My husband and I got our house in Hillsdale in 2005, and we’ve been fixing it ever since. He started staying there sooner than I did — I was shuttling back and forth from the city for recordings. When Covid hit, we just decided to let go of our apartment in New York. It’s the first time I haven’t had a foothold in the city. But I love Hillsdale. I was able to produce Playing on Air for the last 15 months from here, because all the meetings and recordings were done remotely. Yesterday was our first time back in the studio since March of 2020.

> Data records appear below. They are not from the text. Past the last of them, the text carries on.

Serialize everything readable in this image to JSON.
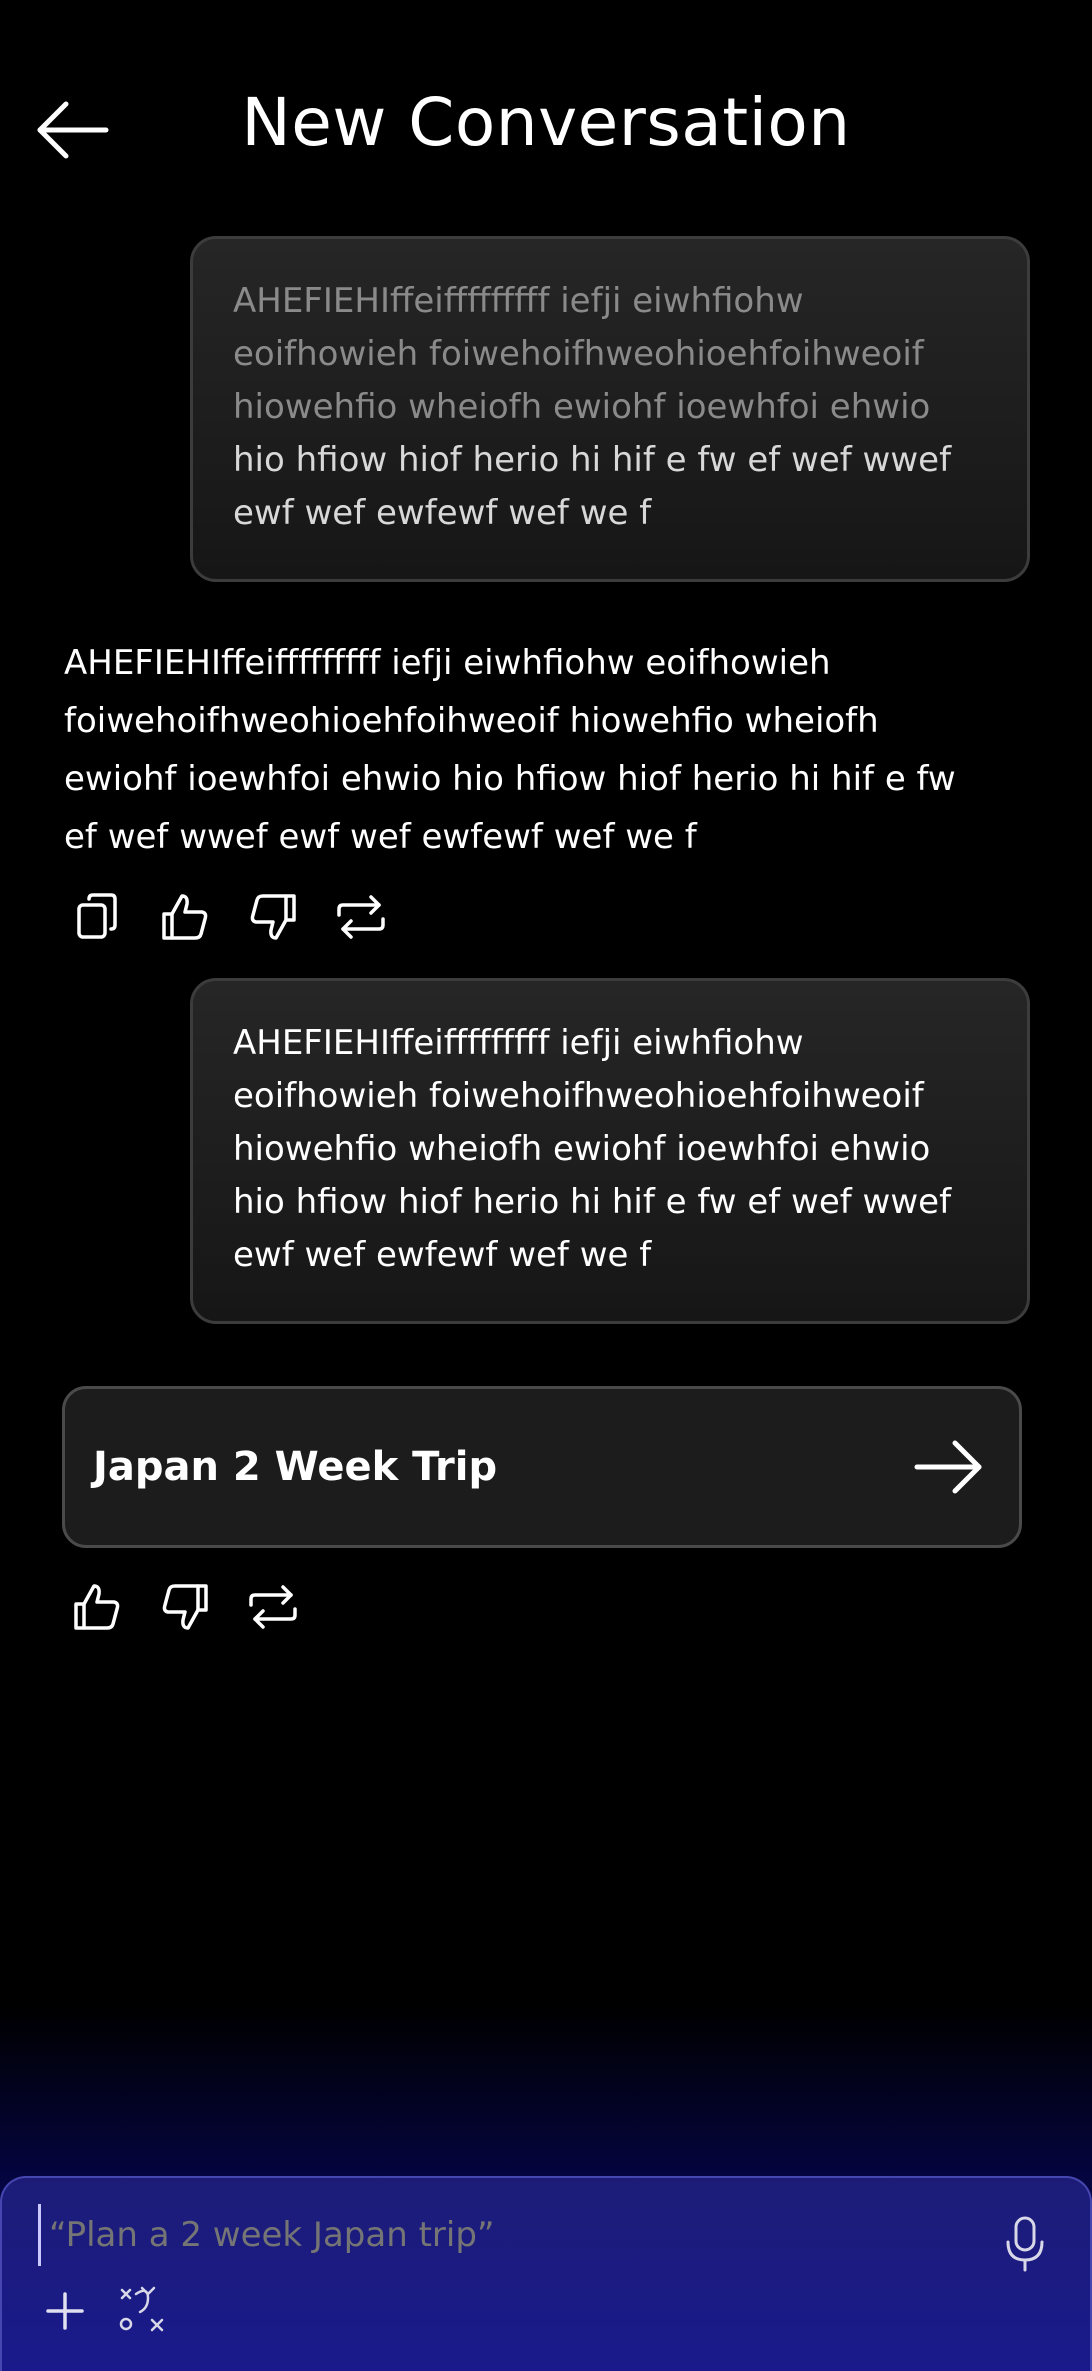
{
  "header": {
    "title": "New Conversation"
  },
  "messages": [
    {
      "role": "user",
      "lines": [
        "AHEFIEHIffeifffffffff iefji eiwhfiohw",
        "eoifhowieh foiwehoifhweohioehfoihweoif",
        "hiowehfio wheiofh ewiohf ioewhfoi ehwio",
        "hio hfiow hiof herio hi hif  e fw ef wef wwef",
        "ewf wef ewfewf wef we f"
      ]
    },
    {
      "role": "assistant",
      "lines": [
        "AHEFIEHIffeifffffffff iefji eiwhfiohw eoifhowieh",
        "foiwehoifhweohioehfoihweoif hiowehfio wheiofh",
        "ewiohf ioewhfoi ehwio hio hfiow hiof herio hi hif  e fw",
        "ef wef wwef ewf wef ewfewf wef we f"
      ]
    },
    {
      "role": "user",
      "lines": [
        "AHEFIEHIffeifffffffff iefji eiwhfiohw",
        "eoifhowieh foiwehoifhweohioehfoihweoif",
        "hiowehfio wheiofh ewiohf ioewhfoi ehwio",
        "hio hfiow hiof herio hi hif  e fw ef wef wwef",
        "ewf wef ewfewf wef we f"
      ]
    }
  ],
  "trip_card": {
    "title": "Japan 2 Week Trip"
  },
  "input": {
    "placeholder": "“Plan a 2 week Japan trip”"
  },
  "icons": {
    "back": "arrow-left-icon",
    "copy": "copy-icon",
    "like": "thumbs-up-icon",
    "dislike": "thumbs-down-icon",
    "regenerate": "repeat-icon",
    "open": "arrow-right-icon",
    "mic": "microphone-icon",
    "add": "plus-icon",
    "tools": "tools-icon"
  },
  "colors": {
    "background": "#000000",
    "bubble": "#1e1e1e",
    "input_bar": "#1a1a8c"
  }
}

I came up with the idea of Playing on Air at the end of 2010, and spent the next year figuring out how to make it happen. It always bugged me that theater was so expensive and exclusive. It bothered me that it’s a major art form and most people couldn’t name three American playwrights. I thought, something has to be done. I’d be at a reading, and every time the actors would knock my socks off, and that was just with the actors sitting on folding chairs. Why not do the same thing for eight million people?

This was before podcasts, so I had public radio in mind. I put together contracts with the unions and a demo tape. By June of 2012 were on WAMC. We became a nonprofit organization in 2016 and started the podcasts. Now we do both radio and podcasts, and the reach is far greater.

Claudia Catania with Timothee Chalamet and Caitlin FitzGerald recording "Tennessee" by John Patrick Shanley at New York Public Radio.

The genre used to be called one-acts, but now they’re called short plays. Between 12 and 20 minutes are long enough to have it be a real play, and short enough to hold people’s attention. We want them to be entertaining and illuminating. In the conversations that follow, the artists talk about their challenges, which is a way to get more insight into the form itself. Maybe someone who hears that will be more eager to go to a box office someday.

The way we engage the actors and directors varies with each production. I’ve been around for a while, and I do know people. When I like a play, I start seeing certain actors in it. Then I talk to the playwright to find out his or her dream cast. After that it’s a matter of working with everybody’s schedules. Actors don’t do it for the money —  they do it to be among their colleagues. It’s like a pickup game with people who are all at the top of their games. I’ve now cast about 130 plays.

Because of Covid, people began working in audible drama, and I think that’s going to continue. It’s good for theater in the long run. I’ve very excited for next fall. It’s going to be all commissioned work, so they’ll all be world premieres.